What We Have, What We Can

by Roopika Risam

At Salem State University, our common read for first-year students in 2015 was Spare Parts, the story of a team of undocumented high school students—Lorenzo Santillan, Luis Aranda, Oscar Vazquez, and Crisitan Arcega—who beat elite college teams, including MIT, in an underwater robotics competition. While teams from universities had funding from corporations like ExxonMobile and access to state-of-the art polymers, the young high school students from Phoenix, Arizona relied on their natural gifts in engineering, along with knowledge gained from watching family members working as gardeners and mechanics. These experiences proved more practical than the academic preparation of an MIT robotics team, despite being a low-tech approach to problem solving.

Lorenzo, a member of the team, served as our convocation speaker. When we dispersed into discussion groups with students, a colleague brought Lorenzo to my group. Our star-struck first-year students could hardly say a word, and we struggled to find a way to help them engage. Then, it hit me. Like Lorenzo, I was brought to the United States as a child. We were roughly the same age, the same skin tone. We spoke the same English, used the same slang. But I am documented—first through a green card, later through naturalization—and he is not. I began drawing these parallels between us aloud and Lorenzo continued. We discussed our experience of coming to the United States as children and asked our students to consider why we arrived under such different circumstances—my family welcomed and handed green cards, his unwelcome and having to hide in the shadows in fear of Immigration and Naturalization Services (INS), which would later be abolished by George W. Bush and replaced with United States Customs and Immigration Services (USCIS), Immigration and Customs Enforcement (ICE), and Customs and Border Protection (CBP). I remember the looks on our students’ faces as, on the very first day of college, they were confronted with the contradictions of United States government policy and struggled to rationalize how two people who seemed to have so much in common could have their lives, educations, career prospects, and entire worlds so immeasurably shaped by decisions made by politicians.

And here we are, 30 years after Lorenzo and I came to the United States as children, watching the lives of more children shaped by irrational government policy.

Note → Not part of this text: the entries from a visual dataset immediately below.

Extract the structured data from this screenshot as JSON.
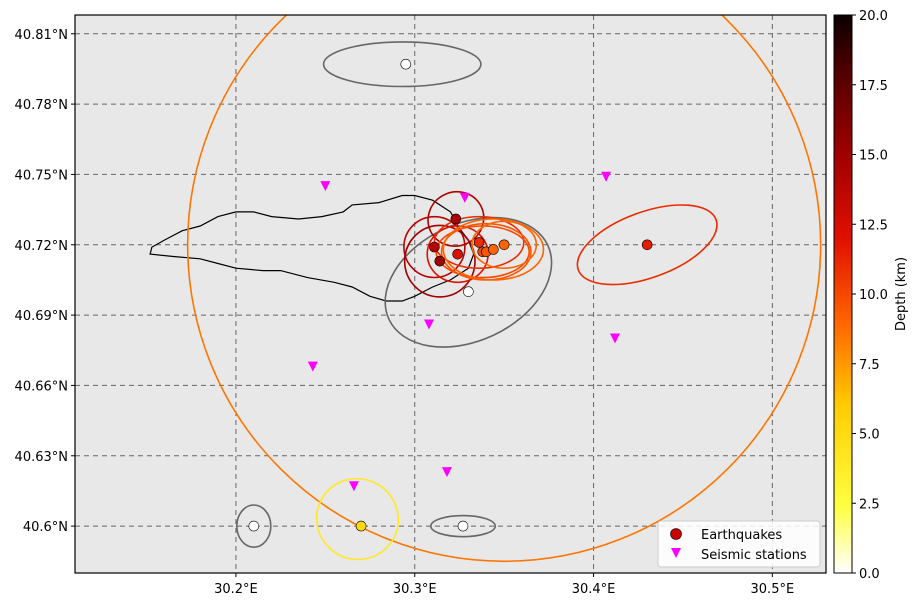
{
  "colors": {
    "plot_background": "#e8e8e8",
    "grid": "#666666",
    "coastline": "#000000",
    "station": "#ff00ff",
    "unlocated_ellipse": "#666666"
  },
  "colorbar": {
    "label": "Depth (km)",
    "min": 0,
    "max": 20,
    "ticks": [
      "0.0",
      "2.5",
      "5.0",
      "7.5",
      "10.0",
      "12.5",
      "15.0",
      "17.5",
      "20.0"
    ],
    "colormap": "hot_r"
  },
  "legend": {
    "placement": "lower-right",
    "items": [
      {
        "label": "Earthquakes",
        "marker": "circle"
      },
      {
        "label": "Seismic stations",
        "marker": "triangle-down"
      }
    ]
  },
  "chart_data": {
    "type": "scatter",
    "xlim": [
      30.11,
      30.53
    ],
    "ylim": [
      40.58,
      40.818
    ],
    "grid": true,
    "x_ticks": [
      {
        "value": 30.2,
        "label": "30.2°E"
      },
      {
        "value": 30.3,
        "label": "30.3°E"
      },
      {
        "value": 30.4,
        "label": "30.4°E"
      },
      {
        "value": 30.5,
        "label": "30.5°E"
      }
    ],
    "y_ticks": [
      {
        "value": 40.6,
        "label": "40.6°N"
      },
      {
        "value": 40.63,
        "label": "40.63°N"
      },
      {
        "value": 40.66,
        "label": "40.66°N"
      },
      {
        "value": 40.69,
        "label": "40.69°N"
      },
      {
        "value": 40.72,
        "label": "40.72°N"
      },
      {
        "value": 40.75,
        "label": "40.75°N"
      },
      {
        "value": 40.78,
        "label": "40.78°N"
      },
      {
        "value": 40.81,
        "label": "40.81°N"
      }
    ],
    "earthquakes": [
      {
        "lon": 30.323,
        "lat": 40.731,
        "depth": 14.5
      },
      {
        "lon": 30.311,
        "lat": 40.719,
        "depth": 14.0
      },
      {
        "lon": 30.314,
        "lat": 40.713,
        "depth": 15.0
      },
      {
        "lon": 30.324,
        "lat": 40.716,
        "depth": 12.0
      },
      {
        "lon": 30.336,
        "lat": 40.721,
        "depth": 11.0
      },
      {
        "lon": 30.338,
        "lat": 40.717,
        "depth": 10.0
      },
      {
        "lon": 30.34,
        "lat": 40.717,
        "depth": 9.5
      },
      {
        "lon": 30.344,
        "lat": 40.718,
        "depth": 9.0
      },
      {
        "lon": 30.35,
        "lat": 40.72,
        "depth": 9.0
      },
      {
        "lon": 30.43,
        "lat": 40.72,
        "depth": 11.5
      },
      {
        "lon": 30.27,
        "lat": 40.6,
        "depth": 5.0
      }
    ],
    "unlocated_events": [
      {
        "lon": 30.295,
        "lat": 40.797
      },
      {
        "lon": 30.33,
        "lat": 40.7
      },
      {
        "lon": 30.21,
        "lat": 40.6
      },
      {
        "lon": 30.327,
        "lat": 40.6
      }
    ],
    "error_ellipses": [
      {
        "lon": 30.35,
        "lat": 40.72,
        "a": 0.177,
        "b": 0.135,
        "angle": 0,
        "depth": 8.5
      },
      {
        "lon": 30.293,
        "lat": 40.797,
        "a": 0.044,
        "b": 0.0095,
        "angle": 0,
        "depth": null
      },
      {
        "lon": 30.33,
        "lat": 40.704,
        "a": 0.049,
        "b": 0.025,
        "angle": -25,
        "depth": null
      },
      {
        "lon": 30.21,
        "lat": 40.6,
        "a": 0.0095,
        "b": 0.009,
        "angle": 0,
        "depth": null
      },
      {
        "lon": 30.327,
        "lat": 40.6,
        "a": 0.018,
        "b": 0.0045,
        "angle": 0,
        "depth": null
      },
      {
        "lon": 30.268,
        "lat": 40.603,
        "a": 0.0225,
        "b": 0.0175,
        "angle": -60,
        "depth": 4.0
      },
      {
        "lon": 30.43,
        "lat": 40.72,
        "a": 0.041,
        "b": 0.014,
        "angle": -20,
        "depth": 11.0
      },
      {
        "lon": 30.323,
        "lat": 40.731,
        "a": 0.015,
        "b": 0.012,
        "angle": 60,
        "depth": 14.5
      },
      {
        "lon": 30.311,
        "lat": 40.719,
        "a": 0.017,
        "b": 0.013,
        "angle": 90,
        "depth": 14.0
      },
      {
        "lon": 30.314,
        "lat": 40.713,
        "a": 0.02,
        "b": 0.015,
        "angle": 90,
        "depth": 15.0
      },
      {
        "lon": 30.324,
        "lat": 40.716,
        "a": 0.017,
        "b": 0.012,
        "angle": 0,
        "depth": 12.0
      },
      {
        "lon": 30.336,
        "lat": 40.721,
        "a": 0.025,
        "b": 0.011,
        "angle": 0,
        "depth": 11.0
      },
      {
        "lon": 30.338,
        "lat": 40.717,
        "a": 0.026,
        "b": 0.011,
        "angle": 0,
        "depth": 10.0
      },
      {
        "lon": 30.34,
        "lat": 40.717,
        "a": 0.025,
        "b": 0.012,
        "angle": 0,
        "depth": 9.5
      },
      {
        "lon": 30.344,
        "lat": 40.718,
        "a": 0.028,
        "b": 0.013,
        "angle": 0,
        "depth": 9.0
      },
      {
        "lon": 30.35,
        "lat": 40.72,
        "a": 0.018,
        "b": 0.01,
        "angle": 0,
        "depth": 9.0
      }
    ],
    "seismic_stations": [
      {
        "lon": 30.25,
        "lat": 40.745
      },
      {
        "lon": 30.328,
        "lat": 40.74
      },
      {
        "lon": 30.407,
        "lat": 40.749
      },
      {
        "lon": 30.308,
        "lat": 40.686
      },
      {
        "lon": 30.412,
        "lat": 40.68
      },
      {
        "lon": 30.243,
        "lat": 40.668
      },
      {
        "lon": 30.318,
        "lat": 40.623
      },
      {
        "lon": 30.266,
        "lat": 40.617
      }
    ],
    "coastline": [
      [
        30.152,
        40.716
      ],
      [
        30.153,
        40.719
      ],
      [
        30.16,
        40.722
      ],
      [
        30.17,
        40.726
      ],
      [
        30.18,
        40.728
      ],
      [
        30.19,
        40.732
      ],
      [
        30.2,
        40.734
      ],
      [
        30.21,
        40.734
      ],
      [
        30.22,
        40.732
      ],
      [
        30.235,
        40.731
      ],
      [
        30.248,
        40.732
      ],
      [
        30.26,
        40.734
      ],
      [
        30.265,
        40.737
      ],
      [
        30.28,
        40.738
      ],
      [
        30.293,
        40.741
      ],
      [
        30.3,
        40.741
      ],
      [
        30.31,
        40.739
      ],
      [
        30.32,
        40.734
      ],
      [
        30.325,
        40.727
      ],
      [
        30.33,
        40.722
      ],
      [
        30.333,
        40.716
      ],
      [
        30.33,
        40.71
      ],
      [
        30.32,
        40.705
      ],
      [
        30.31,
        40.702
      ],
      [
        30.3,
        40.698
      ],
      [
        30.293,
        40.696
      ],
      [
        30.284,
        40.696
      ],
      [
        30.275,
        40.698
      ],
      [
        30.265,
        40.702
      ],
      [
        30.255,
        40.704
      ],
      [
        30.24,
        40.706
      ],
      [
        30.225,
        40.709
      ],
      [
        30.215,
        40.709
      ],
      [
        30.2,
        40.71
      ],
      [
        30.19,
        40.712
      ],
      [
        30.18,
        40.714
      ],
      [
        30.165,
        40.715
      ],
      [
        30.152,
        40.716
      ]
    ]
  }
}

For immigrants like me, whose entry to the United States was marked by tremendous privilege, it can be easy to think we’re entirely different from the families and children at the borders. And, in many ways, we do not share their experiences. The ease of immigration for my family, for example, was facilitated by the fact that we were coming from the United Kingdom, that my parents were physicians, that we were Kashmiri, that we were not fleeing violence, poverty, or a government. How ironic that those with the least need for safe harbor in the United States are most likely to receive papers?

But what we do share is a right to human dignity, to not be detained or incarcerated in the process of migration, to not be called “animals” who “infest” the United States.

As such, my investment in this project comes from believing that it is incumbent on those of us who immigrated to the United States with ease to recognize the tremendous governmental infrastructure, complicity of immigrant communities, and deployment of our tax dollars that is preventing people from being able to find safety in the United States—people who need to be welcomed here a lot more than we did. It is our responsibility to mobilize our communities to dismantle these forces, a product of white supremacy, to create a future in which asylum seekers are treated with respect and decency, neither of which include their de facto criminalization or detention by virtue of the fact that they are searching for sanctuary.

Thus, I joined our small team of researchers, many of us immigrants, in the hope of shedding light on these issues through data visualizations. Together, we have brought our varied backgrounds, research skills, and shared experience in digital humanities and minimal computing to bear on one of the most vexing problems of the day. We have sought to start a conversation about how to find data on the United States government’s treatment of immigrants and how to visualize the geo-spatial, financial, and infrastructural dimensions of immigration. With this information, perhaps our communities will begin to see the magnitude of the threat to human dignity occurring on our watch and the complex machinery driving government policy. Perhaps rather than feeling helpless, we can recognize that we have skills to tread these troubled waters, particularly in collaboration with each other.

I like to think, as well, that in its design and execution, this project is a small tribute to young, undocumented people like Lorenzo Santillan, Luis Aranda, Oscar Vazquez, and Crisitan Arcega. Every day, they demonstrate that brilliance, ingenuity, and the ability to put together skills honed in the unlikeliest of places while simply trying to survive can be applied to other problems. In this spirit, through our assemblage of skills, we’ve put together a low-tech project using the tools we have at our disposal for a timely but careful intervention. At a time of political upheaval and obfuscation, our ability to draw on their example and use what we have, to do what we can, is the only way that human dignity will survive.


Roopika Risam is an Assistant Professor of English at Salem State University. She is the author of New Digital Worlds: Postcolonial Digital Humanities in Theory, Praxis, and Pedagogy (Northwestern UP, 2018).